The phylogenetic tree was constructed with full-length sequences using the RAxML search algorithm for maximum likelihood (ML; Stamatakis et al. 2008), using the GTR + Γ + I model with 100 replicates. The confidence of the tree topologies was tested by bootstrap analysis implemented in RAxML (100 replicates) and by Bayesian posterior probabilities (MB) using MrBayes 3.2 (Huelsenbeck and Ronquist 2001). Two parallel Markov chain Monte Carlo (MCMC) runs for two million generations each with one cold and three heated chains were conducted using the GTR + Γ + I model, with trees sampled every 100 generations.

Light microscopic observations were performed using an Olympus BX60 microscope (Tokyo, Japan) with Nomarski DIC optics with a ColorView III camera (Soft Imaging Systems, Münster, Germany) attached and micrographs were processed using the Cell^D image software (Soft Imaging Systems).
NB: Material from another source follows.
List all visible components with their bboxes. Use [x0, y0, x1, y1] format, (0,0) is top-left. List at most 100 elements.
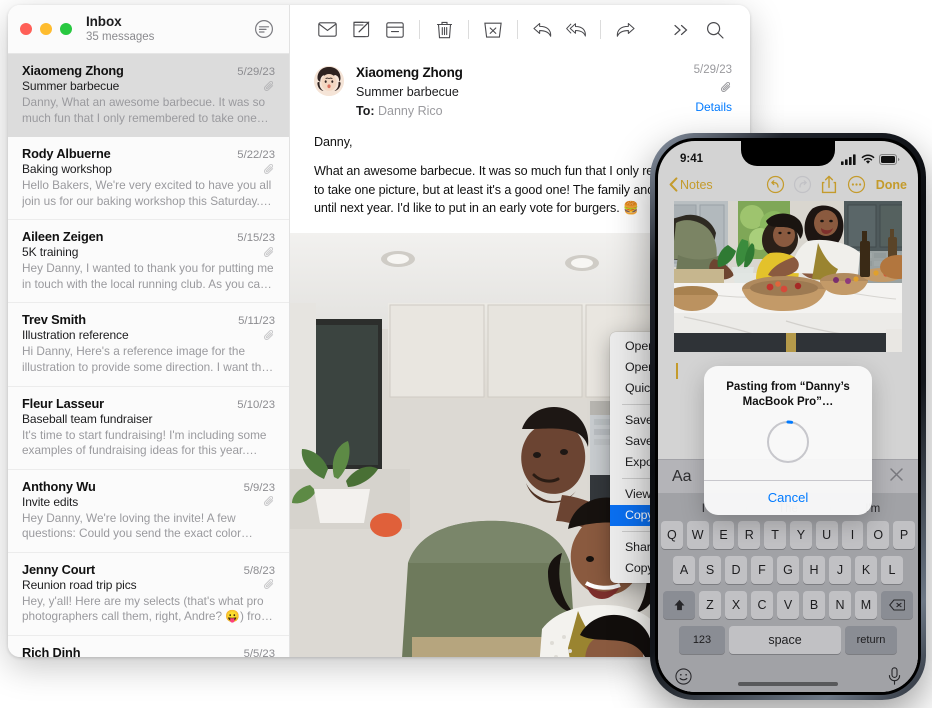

For scanning electron microscopy (SEM), samples were fixed immediately after sampling in 2 % w/v glutardialdehyde (EM grade, Sigma-Aldrich, Deisenhofen, Germany) and stored at 4 °C until further processing. Samples were dehydrated in an ascending ethanol series (15 % to 99 %), mounted on SEM sample holders and sputtered with Au–Pd (13.9 nm for 120 s). Samples were visualized in a SEM LEO 1530 Gemini (Zeiss, Oberkochen, Germany) combined with an INCA X-ACT EDX.